Matinée pluvieuse à Chennai, capitale de l’État du Tamil Nadu, dans le sud de l’Inde. Nous sommes en novembre, il fait 31 degrés. La mousson est passée, mais ce matin les gouttes chaudes tombent encore sous le ciel gris de la ville. Je retrouve Vibitha au D-café : “Ce café appartient à ma famille depuis plusieurs années déjà”, m’explique-t-elle. Nous nous asseyons à l’extérieur. Entre nous deux, une table surplombée d’une plaque de verre sous laquelle s’entrecroisent des boutons de toutes les tailles et de toutes les couleurs. Le ton est donné. Vibitha a 28 ans, elle parle hindi, comprend le tamil, s’exprime parfaitement en anglais. En Inde, les prénoms ont des significations, pourtant : “Mon prénom ne veut rien dire, mes parents l’ont choisi car il est un mélange de syllabes entre les prénoms de mon père et de ma mère”, dit-elle en rigolant. Vibitha travaille sur sa marque de bijoux depuis 3 ans. Et c’est naturellement qu’elle a décidé de l’appeler VIE : “Ce sont les premières lettres de mon prénom et de celui de ma soeur, avec qui je travaille sur ce projet”, lancé en janvier 2018. Mais VIE, qu’est-ce que c’est ? Ce sont des bijoux fins, uniques, faits à partir de boutons : “Mon père dirige une entreprise de création de boutons naturels, à base de bois, de corne de buffle ou de coquillages”. Une affaire de famille. 
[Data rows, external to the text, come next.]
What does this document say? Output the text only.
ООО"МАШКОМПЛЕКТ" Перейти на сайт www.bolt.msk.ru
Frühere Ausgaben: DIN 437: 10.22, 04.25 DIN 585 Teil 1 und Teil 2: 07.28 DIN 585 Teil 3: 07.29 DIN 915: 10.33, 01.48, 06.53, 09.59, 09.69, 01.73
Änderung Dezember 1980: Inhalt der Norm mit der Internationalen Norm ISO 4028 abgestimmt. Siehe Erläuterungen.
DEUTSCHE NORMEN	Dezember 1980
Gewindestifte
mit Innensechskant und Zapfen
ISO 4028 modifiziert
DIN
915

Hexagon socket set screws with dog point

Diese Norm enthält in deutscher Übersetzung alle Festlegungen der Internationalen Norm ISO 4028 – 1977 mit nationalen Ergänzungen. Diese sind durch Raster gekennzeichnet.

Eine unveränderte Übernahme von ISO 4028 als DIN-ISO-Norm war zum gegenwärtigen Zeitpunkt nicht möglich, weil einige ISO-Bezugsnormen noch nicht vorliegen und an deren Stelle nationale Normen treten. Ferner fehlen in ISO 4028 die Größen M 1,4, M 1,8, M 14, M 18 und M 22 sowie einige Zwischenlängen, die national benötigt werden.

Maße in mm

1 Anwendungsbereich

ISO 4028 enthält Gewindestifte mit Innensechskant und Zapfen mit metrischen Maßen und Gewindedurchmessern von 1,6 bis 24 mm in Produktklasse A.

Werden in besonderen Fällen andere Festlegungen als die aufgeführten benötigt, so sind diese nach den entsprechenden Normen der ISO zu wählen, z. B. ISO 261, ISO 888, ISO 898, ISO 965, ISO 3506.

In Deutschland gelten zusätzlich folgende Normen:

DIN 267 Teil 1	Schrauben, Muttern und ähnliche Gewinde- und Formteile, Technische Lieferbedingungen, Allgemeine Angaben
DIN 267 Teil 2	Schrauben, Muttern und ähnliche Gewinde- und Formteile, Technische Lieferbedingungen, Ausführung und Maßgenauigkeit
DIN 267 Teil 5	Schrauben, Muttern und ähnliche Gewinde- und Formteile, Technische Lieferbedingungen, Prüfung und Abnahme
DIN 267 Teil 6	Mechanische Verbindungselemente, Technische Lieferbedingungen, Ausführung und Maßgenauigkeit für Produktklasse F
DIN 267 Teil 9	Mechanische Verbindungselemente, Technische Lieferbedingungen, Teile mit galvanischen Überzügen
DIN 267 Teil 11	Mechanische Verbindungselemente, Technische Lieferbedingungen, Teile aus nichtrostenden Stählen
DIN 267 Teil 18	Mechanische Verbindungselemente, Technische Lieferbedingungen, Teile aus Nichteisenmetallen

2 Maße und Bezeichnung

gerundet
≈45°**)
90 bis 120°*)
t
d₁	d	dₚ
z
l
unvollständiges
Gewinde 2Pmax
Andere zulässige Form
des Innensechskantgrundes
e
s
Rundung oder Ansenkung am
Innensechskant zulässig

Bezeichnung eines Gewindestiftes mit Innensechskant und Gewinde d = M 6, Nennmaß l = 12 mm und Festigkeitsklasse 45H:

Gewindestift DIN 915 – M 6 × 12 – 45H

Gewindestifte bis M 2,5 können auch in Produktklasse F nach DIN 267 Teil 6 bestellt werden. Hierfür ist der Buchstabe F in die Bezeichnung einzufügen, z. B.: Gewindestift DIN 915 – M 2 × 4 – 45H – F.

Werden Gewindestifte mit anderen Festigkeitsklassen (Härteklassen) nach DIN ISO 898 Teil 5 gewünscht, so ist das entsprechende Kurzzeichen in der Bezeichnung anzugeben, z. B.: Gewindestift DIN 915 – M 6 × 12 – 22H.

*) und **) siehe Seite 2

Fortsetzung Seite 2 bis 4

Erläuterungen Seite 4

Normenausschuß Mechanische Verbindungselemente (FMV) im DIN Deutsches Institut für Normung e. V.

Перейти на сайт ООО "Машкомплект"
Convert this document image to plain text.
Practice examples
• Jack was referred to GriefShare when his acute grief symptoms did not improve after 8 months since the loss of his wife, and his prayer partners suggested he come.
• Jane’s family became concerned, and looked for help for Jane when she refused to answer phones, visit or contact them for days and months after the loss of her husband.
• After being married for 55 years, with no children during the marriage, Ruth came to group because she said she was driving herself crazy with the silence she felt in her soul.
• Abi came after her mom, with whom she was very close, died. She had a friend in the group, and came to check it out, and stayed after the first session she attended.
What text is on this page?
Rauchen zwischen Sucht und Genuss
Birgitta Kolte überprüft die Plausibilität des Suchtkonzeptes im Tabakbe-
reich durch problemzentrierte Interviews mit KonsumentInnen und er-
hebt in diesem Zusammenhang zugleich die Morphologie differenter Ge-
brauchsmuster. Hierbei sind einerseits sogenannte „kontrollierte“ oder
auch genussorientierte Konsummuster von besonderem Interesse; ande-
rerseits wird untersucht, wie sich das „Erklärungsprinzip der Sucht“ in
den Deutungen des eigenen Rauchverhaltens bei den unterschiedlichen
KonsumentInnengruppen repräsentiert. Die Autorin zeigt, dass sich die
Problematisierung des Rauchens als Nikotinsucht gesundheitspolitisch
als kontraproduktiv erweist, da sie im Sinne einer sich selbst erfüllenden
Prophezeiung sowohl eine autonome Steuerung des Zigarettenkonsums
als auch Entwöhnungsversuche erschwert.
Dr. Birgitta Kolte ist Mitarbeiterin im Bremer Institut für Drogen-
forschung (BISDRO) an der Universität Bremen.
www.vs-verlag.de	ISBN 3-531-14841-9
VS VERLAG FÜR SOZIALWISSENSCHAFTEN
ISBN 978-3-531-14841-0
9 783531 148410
Pas de plastique, d’acrylique ou de polyester, mais des cornes de buffalos, des coques de noix de coco ou du bois.

Vibitha a rapidement travaillé pour son père pendant et après ses études : “Au début, je m’asseyais avec l’équipe et j’observais, puis lorsque j’ai terminé mes études d’art à l’université j’ai commencé à travailler pour lui. C’était loin d’être une obligation, je voulais vraiment connaître le fonctionnement de l’usine, le côté commercial et technique de l’entreprise. Je voulais apprendre car j’avais déjà une idée derrière la tête”. Baignée dans les boutons depuis son enfance, ce choix était une évidence. L’établissement exporte des boutons depuis plus de 35 ans. C’est la première usine de ce type dans le sud de l’Inde, et la seule à créer des boutons d’origine naturelle. Pas de plastique, d’acrylique ou de polyester, mais des cornes de buffalos importées du nord de l’Inde ou du Kerala, des coques de noix de coco ou du bois. L’expertise et la renommée de l’usine ont permis au père de Vibitha d’exporter ses boutons en Europe, au Japon, en Corée pour des marques comme Burberry et Hugo Boss.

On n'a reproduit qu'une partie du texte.